Posted Nov 29, 2011 in Features

We’re excited to finally be able to offer our customers an OCR solution that is quick, accurate and easy to use. We partnered with OpenText Corporation, as announced here, which allows us to leverage their RecoStar OCR engine inside ReadySuite. Our OCR functionality will support various languages, searchable-PDF creation, and several image enhancement tools, such as auto-rotation, deskew, half-tone removal, and more.

OCR Options

Upon opening the ‘OCR Documents’ wizard, which handles the output of OCR into text files, users will be presented with several export options. For starters, OCR can be saved inline (that is, in the same folder) with its image file counterpart or exported to a new folder. If files are being saved in a new folder, customization options of both the folder and filename structure is available. OCR can be generated on a per-document or per-page basis. And we’ve included an option to only run the OCR process on documents that do not already have it.

OCR Engine

When it comes to producing highly accurate results and factoring in the performance of the OCR translation process, we’ve added several options to tweak the output. For starters, if you know the target language, you can choose from over 30 supported languages. Cleanup and pre-processing options consist of: Auto-Invert, Auto-Rotate, Auto-Border Crop, Conversion to Binary (B&W), Deskew, Despeckle, and Halftone Removal.

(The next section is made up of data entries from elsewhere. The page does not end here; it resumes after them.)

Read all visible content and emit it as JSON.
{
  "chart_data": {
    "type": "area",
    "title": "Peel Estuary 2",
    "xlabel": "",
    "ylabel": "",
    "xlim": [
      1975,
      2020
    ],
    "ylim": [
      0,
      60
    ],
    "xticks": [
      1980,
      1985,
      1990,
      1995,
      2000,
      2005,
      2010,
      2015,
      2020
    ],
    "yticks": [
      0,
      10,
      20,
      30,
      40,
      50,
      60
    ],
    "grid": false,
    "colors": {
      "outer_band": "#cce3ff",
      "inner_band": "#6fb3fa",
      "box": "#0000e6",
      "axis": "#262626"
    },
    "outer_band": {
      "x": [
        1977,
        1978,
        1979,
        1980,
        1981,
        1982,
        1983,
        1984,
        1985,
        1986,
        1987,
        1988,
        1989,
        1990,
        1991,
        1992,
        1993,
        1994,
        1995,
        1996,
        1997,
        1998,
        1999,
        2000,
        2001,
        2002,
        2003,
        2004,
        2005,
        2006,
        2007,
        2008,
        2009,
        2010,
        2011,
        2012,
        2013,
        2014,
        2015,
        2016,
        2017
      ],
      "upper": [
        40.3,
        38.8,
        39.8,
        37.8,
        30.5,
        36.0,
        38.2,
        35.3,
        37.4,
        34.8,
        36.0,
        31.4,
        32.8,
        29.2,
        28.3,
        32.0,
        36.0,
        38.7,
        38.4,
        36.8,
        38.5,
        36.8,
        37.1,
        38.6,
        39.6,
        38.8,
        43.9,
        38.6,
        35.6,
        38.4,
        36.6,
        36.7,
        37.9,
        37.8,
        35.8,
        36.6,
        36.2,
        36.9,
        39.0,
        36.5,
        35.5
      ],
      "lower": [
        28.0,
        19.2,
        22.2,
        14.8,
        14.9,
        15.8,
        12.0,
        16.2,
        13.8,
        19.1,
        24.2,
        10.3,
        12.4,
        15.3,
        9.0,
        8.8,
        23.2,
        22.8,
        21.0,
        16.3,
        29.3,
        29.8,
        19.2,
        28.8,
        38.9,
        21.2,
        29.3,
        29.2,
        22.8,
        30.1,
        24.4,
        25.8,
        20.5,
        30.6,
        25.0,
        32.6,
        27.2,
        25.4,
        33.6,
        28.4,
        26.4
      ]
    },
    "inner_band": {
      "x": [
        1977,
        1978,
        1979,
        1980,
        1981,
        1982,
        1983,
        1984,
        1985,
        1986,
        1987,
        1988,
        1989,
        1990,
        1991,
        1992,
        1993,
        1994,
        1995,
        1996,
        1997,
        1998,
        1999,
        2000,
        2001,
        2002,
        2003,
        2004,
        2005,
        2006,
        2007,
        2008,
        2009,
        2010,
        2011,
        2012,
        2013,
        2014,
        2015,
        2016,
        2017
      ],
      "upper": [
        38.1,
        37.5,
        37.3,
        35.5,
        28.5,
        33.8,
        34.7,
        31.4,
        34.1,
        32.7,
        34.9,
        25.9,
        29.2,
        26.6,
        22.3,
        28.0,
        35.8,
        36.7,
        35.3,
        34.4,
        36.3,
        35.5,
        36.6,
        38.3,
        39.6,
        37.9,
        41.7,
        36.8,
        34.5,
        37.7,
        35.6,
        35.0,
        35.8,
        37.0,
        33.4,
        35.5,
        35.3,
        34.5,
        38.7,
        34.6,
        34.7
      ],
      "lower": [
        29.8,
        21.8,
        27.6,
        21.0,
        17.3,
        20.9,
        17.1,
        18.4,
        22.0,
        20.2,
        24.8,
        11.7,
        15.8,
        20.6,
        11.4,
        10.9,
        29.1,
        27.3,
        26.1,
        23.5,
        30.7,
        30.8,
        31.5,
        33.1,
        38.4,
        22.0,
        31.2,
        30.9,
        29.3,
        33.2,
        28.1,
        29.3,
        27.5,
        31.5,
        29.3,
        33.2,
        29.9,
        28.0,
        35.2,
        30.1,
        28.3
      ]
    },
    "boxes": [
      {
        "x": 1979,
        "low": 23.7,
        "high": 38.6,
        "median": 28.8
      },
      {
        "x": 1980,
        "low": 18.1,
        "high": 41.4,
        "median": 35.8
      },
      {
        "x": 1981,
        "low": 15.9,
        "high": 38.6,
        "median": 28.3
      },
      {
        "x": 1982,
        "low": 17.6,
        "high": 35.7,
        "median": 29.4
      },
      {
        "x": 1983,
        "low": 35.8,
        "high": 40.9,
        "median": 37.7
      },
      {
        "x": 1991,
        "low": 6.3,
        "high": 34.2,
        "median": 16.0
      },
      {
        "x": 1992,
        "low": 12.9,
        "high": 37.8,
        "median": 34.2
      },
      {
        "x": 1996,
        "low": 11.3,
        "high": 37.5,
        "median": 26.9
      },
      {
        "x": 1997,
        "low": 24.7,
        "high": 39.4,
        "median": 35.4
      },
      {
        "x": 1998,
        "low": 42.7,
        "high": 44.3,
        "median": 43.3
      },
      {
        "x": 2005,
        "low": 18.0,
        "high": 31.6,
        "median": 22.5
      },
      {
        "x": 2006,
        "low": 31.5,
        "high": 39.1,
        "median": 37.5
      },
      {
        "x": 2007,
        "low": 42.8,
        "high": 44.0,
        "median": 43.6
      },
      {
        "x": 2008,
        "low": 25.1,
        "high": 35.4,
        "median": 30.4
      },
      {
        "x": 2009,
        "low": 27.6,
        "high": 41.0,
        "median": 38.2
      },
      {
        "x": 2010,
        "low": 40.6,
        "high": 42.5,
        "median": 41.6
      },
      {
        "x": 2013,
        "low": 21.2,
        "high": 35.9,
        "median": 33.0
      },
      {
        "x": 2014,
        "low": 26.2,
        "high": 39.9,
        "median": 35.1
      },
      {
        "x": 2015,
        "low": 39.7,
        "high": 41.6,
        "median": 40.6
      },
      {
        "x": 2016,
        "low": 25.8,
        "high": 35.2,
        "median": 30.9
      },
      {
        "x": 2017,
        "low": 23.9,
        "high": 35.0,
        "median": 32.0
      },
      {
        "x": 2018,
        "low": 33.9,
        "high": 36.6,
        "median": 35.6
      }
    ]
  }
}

The output encoding is adjustable, allowing for ASCII, UTF-7, UTF-8 and Unicode. If you need to add specific page markers to the bottom of each page, such as the bates number and/or page number, we’ve provided that as an option.

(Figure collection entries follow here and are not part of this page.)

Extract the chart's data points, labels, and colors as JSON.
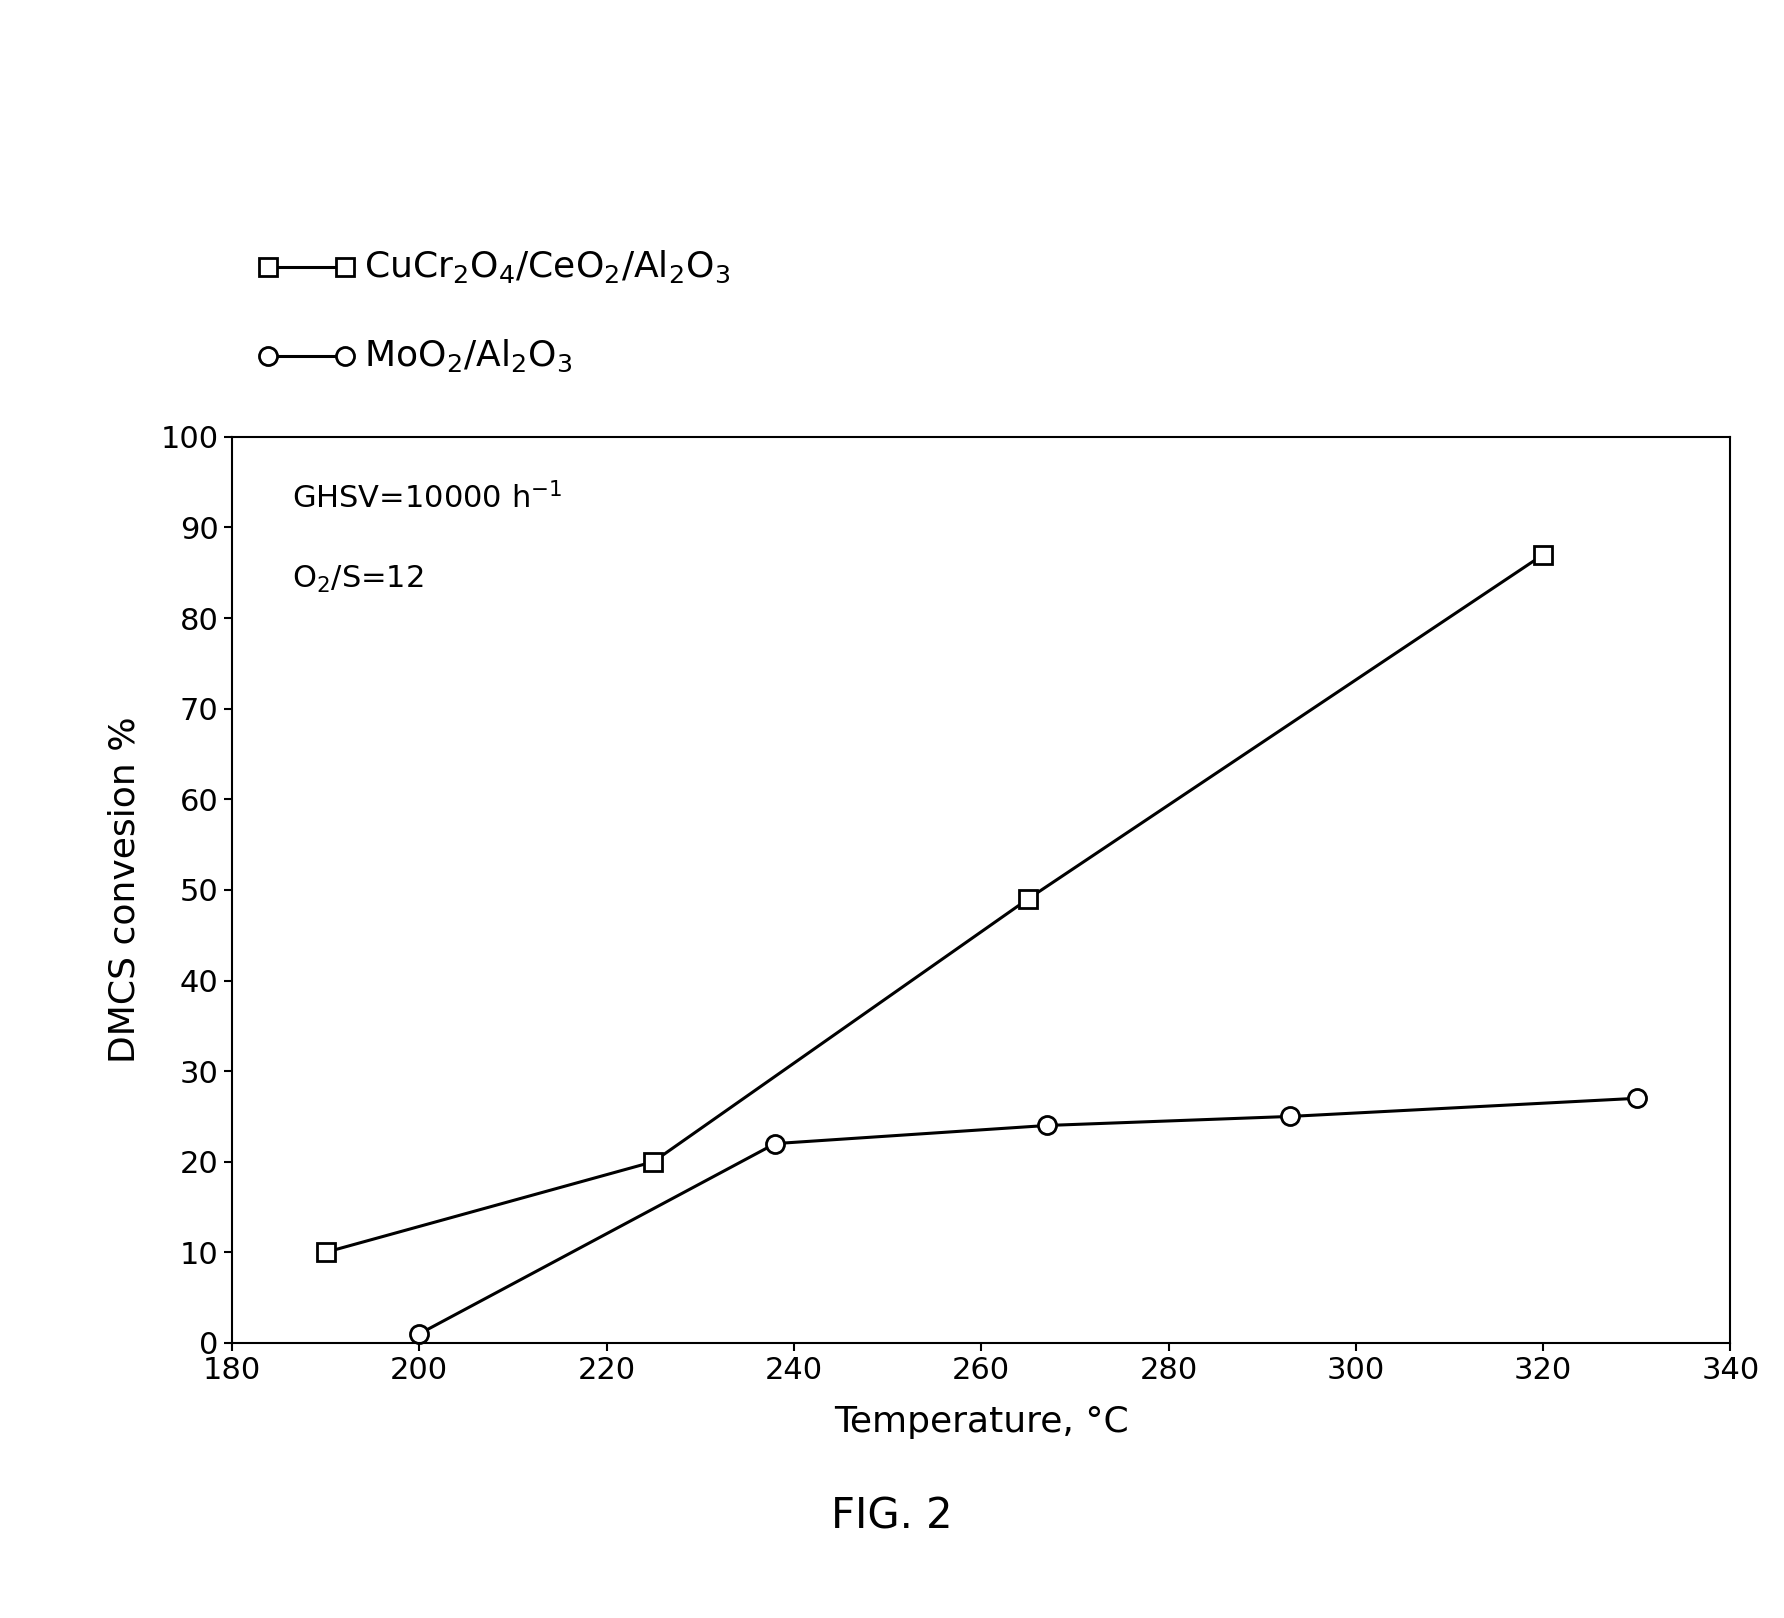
{
  "series1": {
    "label": "CuCr$_2$O$_4$/CeO$_2$/Al$_2$O$_3$",
    "x": [
      190,
      225,
      265,
      320
    ],
    "y": [
      10,
      20,
      49,
      87
    ],
    "marker": "s",
    "markersize": 13,
    "linewidth": 2.2,
    "color": "black",
    "markerfacecolor": "white",
    "markeredgecolor": "black",
    "markeredgewidth": 2
  },
  "series2": {
    "label": "MoO$_2$/Al$_2$O$_3$",
    "x": [
      200,
      238,
      267,
      293,
      330
    ],
    "y": [
      1,
      22,
      24,
      25,
      27
    ],
    "marker": "o",
    "markersize": 13,
    "linewidth": 2.2,
    "color": "black",
    "markerfacecolor": "white",
    "markeredgecolor": "black",
    "markeredgewidth": 2
  },
  "xlabel": "Temperature, °C",
  "ylabel": "DMCS convesion %",
  "xlim": [
    180,
    340
  ],
  "ylim": [
    0,
    100
  ],
  "xticks": [
    180,
    200,
    220,
    240,
    260,
    280,
    300,
    320,
    340
  ],
  "yticks": [
    0,
    10,
    20,
    30,
    40,
    50,
    60,
    70,
    80,
    90,
    100
  ],
  "annotation_line1": "GHSV=10000 h$^{-1}$",
  "annotation_line2": "O$_2$/S=12",
  "fig_label": "FIG. 2",
  "background_color": "white",
  "legend_label1": "$\\mathdefault{-}$$\\square$$\\mathdefault{-}$CuCr$_2$O$_4$/CeO$_2$/Al$_2$O$_3$",
  "legend_label2": "$\\mathdefault{-}$O$\\mathdefault{-}$MoO$_2$/Al$_2$O$_3$"
}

OCR Create Searchable PDFs

On the searchable-PDF creation side, we built the ‘Create Searchable PDFs’ wizard to handle this task. Once you have your data imported – which can be any combinations of existing PDFs, single-page or multi-page TIFF files, and other bitmap files such as JPGs – you’ll just need to specify an output folder.

As outlined above, the same cleanup and pre-processing options are available when generating searchable PDFs. Further, you can choose to export PDF/A compliant files if necessary.

We’re hopeful to have a release ready including this functionality in the next couple of weeks.